Canada's Milos Raonic returns to Rafael Nadal from Spain during the final at the Rogers Cup tennis tournament Sunday August 11

The drought continues for Canadians at Rogers Cup

MONTREAL — Milos Raonic called it a learning experience. It certainly wasn’t the victory party the Uniprix Stadium crowd was hoping for as Rafael Nadal took only one hour eight minutes to down Canada’s top tennis player 6-2, 6-2 in the US$3.49 million Rogers Cup final on Sunday.

MONTREAL — Milos Raonic called it a learning experience.

It certainly wasn’t the victory party the Uniprix Stadium crowd was hoping for as Rafael Nadal took only one hour eight minutes to down Canada’s top tennis player 6-2, 6-2 in the US$3.49 million Rogers Cup final on Sunday.

But it had taken 55 years for a Canadian just to get to the final of the country’s biggest tournament, so Raonic had much to celebrate despite the defeat.

For one, by reaching the final he will be ranked 10th in the world when the next rankings appear Monday morning, making him the first Canadian to crack the top-10. He will be the youngest player in the top 10 as well.

“The tournament overall was a great thing,” the 22-year-old from Thornhill, Ont., said. “There were a lot of situations that I’m very happy with the way I dealt with them, and there were a lot of learning experiences through it all.

“A lot of stepping stones that I need to do in my career happened this week, so that’s great. The match, obviously I’m a little disappointed with myself. I would have hoped to deal with that situation a little bit better.”

The last Canadian to reach the final of what was then called the Canadian Open, the now 81-year-old Robert Bedard of Sherbrooke, Que., was among the more than 11,000 at centre court to see the power-serving Raonic meticulously taken apart by fourth-seeded Nadal’s service returns and brilliant baseline play.

Nadal, one of the world’s best who was playing for the first time since his first-round loss at Wimbledon in June, posted his eighth tournament win this year and the 58th of his career.

He sees Raonic as one of the rising talents in the sport.

“With his serve, his chance to be in the top 10 for a long time is very good,” the Spaniard said.

“Then what you need is to work on the mental part and in the game from the baseline, to try to play the right way on the important points.

“I think he will do it.
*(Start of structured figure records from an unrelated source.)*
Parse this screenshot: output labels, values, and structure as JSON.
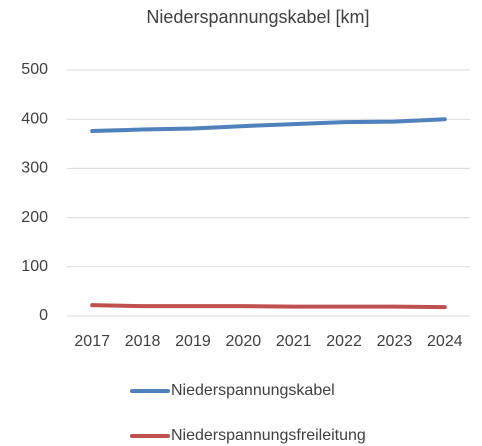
{
  "chart_data": {
    "type": "line",
    "title": "Niederspannungskabel [km]",
    "categories": [
      "2017",
      "2018",
      "2019",
      "2020",
      "2021",
      "2022",
      "2023",
      "2024"
    ],
    "series": [
      {
        "name": "Niederspannungskabel",
        "color": "#4f81bd",
        "values": [
          376,
          379,
          381,
          386,
          390,
          394,
          395,
          400
        ]
      },
      {
        "name": "Niederspannungsfreileitung",
        "color": "#c0504d",
        "values": [
          22,
          20,
          20,
          20,
          19,
          19,
          19,
          18
        ]
      }
    ],
    "ylim": [
      0,
      500
    ],
    "yticks": [
      0,
      100,
      200,
      300,
      400,
      500
    ],
    "grid": true,
    "legend": "bottom"
  }
}
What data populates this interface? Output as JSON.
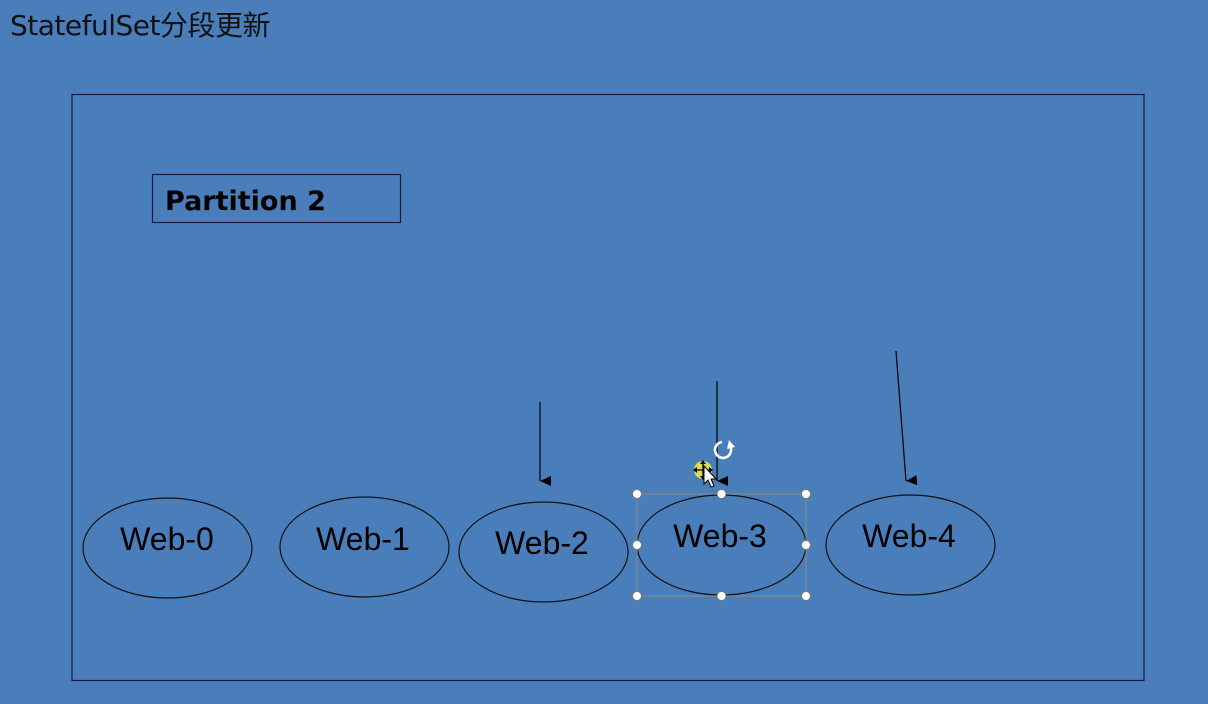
{
  "slide": {
    "title": "StatefulSet分段更新",
    "background_color": "#4a7ebb"
  },
  "partition_box": {
    "label": "Partition 2"
  },
  "pods": [
    {
      "label": "Web-0",
      "arrow": false,
      "selected": false
    },
    {
      "label": "Web-1",
      "arrow": false,
      "selected": false
    },
    {
      "label": "Web-2",
      "arrow": true,
      "selected": false
    },
    {
      "label": "Web-3",
      "arrow": true,
      "selected": true
    },
    {
      "label": "Web-4",
      "arrow": true,
      "selected": false
    }
  ],
  "icons": {
    "rotate_handle": "rotate-icon",
    "cursor": "move-cursor-icon"
  }
}
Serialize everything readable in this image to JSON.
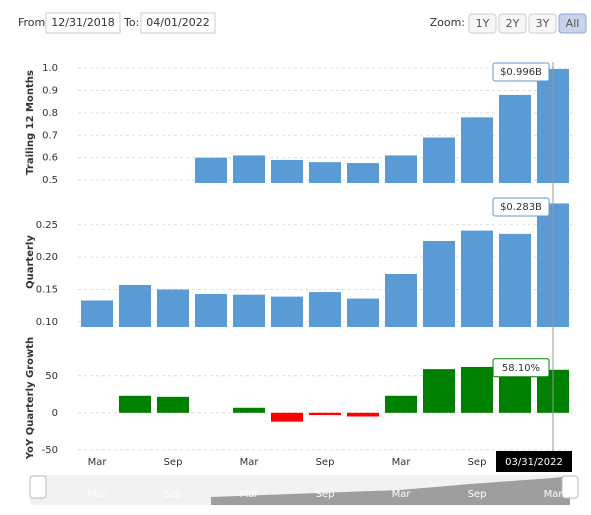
{
  "controls": {
    "from_label": "From:",
    "from_value": "12/31/2018",
    "to_label": "To:",
    "to_value": "04/01/2022",
    "zoom_label": "Zoom:",
    "zoom_buttons": [
      "1Y",
      "2Y",
      "3Y",
      "All"
    ],
    "active_button": "All"
  },
  "x_axis": {
    "categories": [
      "Mar",
      null,
      "Sep",
      null,
      "Mar",
      null,
      "Sep",
      null,
      "Mar",
      null,
      "Sep",
      null,
      null
    ],
    "crosshair_label": "03/31/2022"
  },
  "navigator": {
    "labels": [
      "Mar",
      "Sep",
      "Mar",
      "Sep",
      "Mar",
      "Sep",
      "Mar"
    ]
  },
  "chart_data": [
    {
      "type": "bar",
      "y_label": "Trailing 12 Months",
      "color": "#5b9bd5",
      "ylim": [
        0.487,
        1.027
      ],
      "yticks": [
        0.5,
        0.6,
        0.7,
        0.8,
        0.9,
        {
          "value": 1,
          "label": "1.0"
        }
      ],
      "values": [
        null,
        null,
        null,
        0.6,
        0.61,
        0.59,
        0.58,
        0.576,
        0.61,
        0.69,
        0.78,
        0.88,
        0.996
      ],
      "value_labels": [
        null,
        null,
        null,
        null,
        null,
        null,
        null,
        null,
        null,
        null,
        null,
        null,
        "$0.996B"
      ]
    },
    {
      "type": "bar",
      "y_label": "Quarterly",
      "color": "#5b9bd5",
      "ylim": [
        0.092,
        0.293
      ],
      "yticks": [
        {
          "value": 0.1,
          "label": "0.10"
        },
        0.15,
        {
          "value": 0.2,
          "label": "0.20"
        },
        0.25
      ],
      "values": [
        0.133,
        0.157,
        0.15,
        0.143,
        0.142,
        0.139,
        0.146,
        0.136,
        0.174,
        0.225,
        0.241,
        0.236,
        0.283
      ],
      "value_labels": [
        null,
        null,
        null,
        null,
        null,
        null,
        null,
        null,
        null,
        null,
        null,
        null,
        "$0.283B"
      ]
    },
    {
      "type": "bar",
      "y_label": "YoY Quarterly Growth",
      "color": "#008000",
      "negative_color": "#ff0000",
      "ylim": [
        -57,
        97
      ],
      "yticks": [
        -50,
        0,
        50
      ],
      "values": [
        null,
        23,
        21.6,
        null,
        6.8,
        -12,
        -3,
        -5,
        23,
        59,
        62,
        55,
        58.1
      ],
      "value_labels": [
        null,
        null,
        null,
        null,
        null,
        null,
        null,
        null,
        null,
        null,
        null,
        null,
        "58.10%"
      ]
    }
  ]
}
He’s still young. He’s having great results. This week is going to be very important for him and for tennis in Canada in general.”

It was an unprecedented week for Canada, which already reached a milestone in April when it defeated Italy to make the Davis Cup semifinals for the first time.

Of the six Canadians in the Rogers Cup main draw, a record five got to the second round.

Then Raonic and Vernon, B.C., native Vasek Pospisil became the first two Canadians to make the semifinals of an ATP Tour tournament since Andrew Sznajder and Martin Wostenholme in 1990 in Rio de Janeiro.

They played each other in a semifinal, a cliffhanger that went to a third-set tiebreaker.

So the one-sided loss in the final stung, but it was still a big week as he made the final for the first time in a Masters series event, one level below the grand slams.

Raonic had worn different coloured Davis Cup-style shirts with a maple leaf over the heart all week, but saved a red-and-white one for the final.

When he walked onto the court, he got a standing ovation.

“That was one of the most special feelings I’ve had in my career to this date,” he said. “I even got a little bit of goosebumps from that. I’m very, very grateful to have that memory and that experience here.”

The crowd stayed with him despite the beating.

Nadal had two service breaks in a quick first set, including one game that Raonic led 40-0. The Canadian wasted three break points on Nadal’s serve in the fourth game of the second set and saw his chance to make a contest of it slip away.

His best weapon, his serve, was not on form. He got only 50 per cent of his first serves in, and had only four aces.

“I was trying more to serve hard rather than hitting spots,” he said. “I wasn’t getting the percentages I needed on my first serve.

“Obviously, (Nadal) was playing great. He wasn’t making many errors, if any. But at some points, I wasn’t making him play enough, or waiting for the right shot. I think I was rushing a lot in the first set and a half.

“But you live and learn. It’s an experience I can learn a lot from and I’m sure I will.”

Asked to comment on Raonic, Bedard says he has a bright future but needs to work on his game.

“His return of serve is his weakness, for sure,” said Bedard, who still plays doubles a few times per week. “He relies too much on his serve.

“If I were his coach, and I’m not close to that, I wouldn’t let him serve for a while and just make him play and improve on the other shots that he has. One thing he might not be able to improve as much as he should, as much as Pospisil will, is that his mobility is not that great. But that can improve also.”

Nadal, who is 4-0 against Raonic in his career, won $547,300, while Raonic took in $268,350.

Nadal stretched his record for wins in Masters series tournaments to 25 with his fourth this year. He is 48-3 and has reached the final of 10 out of 11 tournaments played in 2013.

Raonic and Pospisil are slated to play this week in Cincinnati.